O sucesso veio em 1993, quando ele fez uma rápida turnê do disco “Da Lama ao Caos” por São Paulo e Belo Horizonte. Bastou para que a mídia começasse a prestar atenção naquele rapaz baixinho, sempre usando roupas coloridas, chapéu e óculos, acompanhado da trupe da Nação Zumbi. Produzido por Liminha, o disco projetou a banda no cenário nacional com músicas como A Cidade, A Praieira e Da Lama ao Caos.

Em 1995 eles lançam “Aforciberdelia”, um dos melhores discos brasileiros de todos os tempos, com a mistura do maracatu com a eletrônica. Além de uma mega turnê nacional, a repercussão do disco foi tanta que pintaram convites para shows no exterior e até David Byrne – fã confesso da música brasileira e salvador da pátria de alguns artistas daqui, vide Tom Zé – manifestou interesse em lançá-los lá fora. Mas acabou brecado pela gravadora do grupo no Brasil.

Desentendimentos à parte, o disco já vendeu até hoje mais de 190 mil cópias. Além de Chico e Nação, o disco conta com as participações especiais de Gilberto Gil e de Marcelo D2. Um dos melhores momentos é a releitura de Maracatu Atômico, de Jorge Mautner, e as autorais Manguetown, Macô, Criança de Domingo e outras.
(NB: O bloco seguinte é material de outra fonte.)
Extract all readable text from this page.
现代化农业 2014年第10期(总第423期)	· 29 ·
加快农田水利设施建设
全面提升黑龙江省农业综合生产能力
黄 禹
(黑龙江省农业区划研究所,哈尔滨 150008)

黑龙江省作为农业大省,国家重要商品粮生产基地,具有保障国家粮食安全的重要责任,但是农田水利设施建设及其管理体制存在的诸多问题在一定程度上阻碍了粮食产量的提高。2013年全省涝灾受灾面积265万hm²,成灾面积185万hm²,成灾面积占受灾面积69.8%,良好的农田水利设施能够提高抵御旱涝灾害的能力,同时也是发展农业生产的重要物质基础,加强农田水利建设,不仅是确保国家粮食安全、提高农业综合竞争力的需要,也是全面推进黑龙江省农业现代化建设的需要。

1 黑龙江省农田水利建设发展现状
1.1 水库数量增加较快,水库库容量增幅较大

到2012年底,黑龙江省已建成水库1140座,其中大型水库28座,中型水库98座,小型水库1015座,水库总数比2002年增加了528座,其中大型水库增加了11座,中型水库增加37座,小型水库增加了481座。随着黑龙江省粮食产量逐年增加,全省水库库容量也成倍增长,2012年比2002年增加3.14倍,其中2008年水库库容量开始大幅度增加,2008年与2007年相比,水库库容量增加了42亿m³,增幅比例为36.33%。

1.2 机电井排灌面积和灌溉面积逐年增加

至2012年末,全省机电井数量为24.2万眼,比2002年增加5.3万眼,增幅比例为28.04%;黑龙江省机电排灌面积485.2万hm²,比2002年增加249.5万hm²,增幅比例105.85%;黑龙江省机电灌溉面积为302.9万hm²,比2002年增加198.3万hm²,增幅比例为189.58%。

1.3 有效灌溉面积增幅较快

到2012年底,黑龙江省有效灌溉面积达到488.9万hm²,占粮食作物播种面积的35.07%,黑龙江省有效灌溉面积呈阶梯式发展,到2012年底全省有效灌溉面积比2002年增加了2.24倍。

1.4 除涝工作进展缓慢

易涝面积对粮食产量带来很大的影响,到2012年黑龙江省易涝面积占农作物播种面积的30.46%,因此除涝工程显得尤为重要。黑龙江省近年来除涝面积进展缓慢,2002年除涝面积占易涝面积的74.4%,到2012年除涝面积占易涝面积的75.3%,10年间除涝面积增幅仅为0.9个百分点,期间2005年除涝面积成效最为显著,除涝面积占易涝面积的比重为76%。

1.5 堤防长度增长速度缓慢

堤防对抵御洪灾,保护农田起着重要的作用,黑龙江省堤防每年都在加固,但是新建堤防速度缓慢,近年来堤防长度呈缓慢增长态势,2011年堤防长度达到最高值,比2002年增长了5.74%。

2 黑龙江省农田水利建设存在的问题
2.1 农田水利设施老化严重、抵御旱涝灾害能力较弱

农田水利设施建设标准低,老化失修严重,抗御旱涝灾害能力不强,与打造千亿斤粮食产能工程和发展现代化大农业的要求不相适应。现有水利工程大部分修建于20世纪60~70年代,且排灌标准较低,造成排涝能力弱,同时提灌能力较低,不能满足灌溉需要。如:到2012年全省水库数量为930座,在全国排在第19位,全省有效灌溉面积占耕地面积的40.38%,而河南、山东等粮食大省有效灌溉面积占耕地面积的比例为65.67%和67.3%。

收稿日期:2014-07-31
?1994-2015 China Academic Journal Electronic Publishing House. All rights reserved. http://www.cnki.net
Com a morte de Chico, como acontece em todas as bandas que perdem sua principal figura, a Nação Zumbi ficou com um futuro incerto. Poderia tentar seguir o mesmo caminho ou dar um tempo, mudar o rumo. Ficaram com a primeira opção com algumas mudanças naturais e Jorge Du Peixe nos vocais. Responsa encarada com sucesso.

Hoje, artistas como Otto, Mombojó, Mundo Livre S/A, China, Lirinha, Karina Buhr, mantém a cena do Recife aquecida, e de certa forma, mantém vivo o que Chico Science começou. Longa vida ao mangueboy.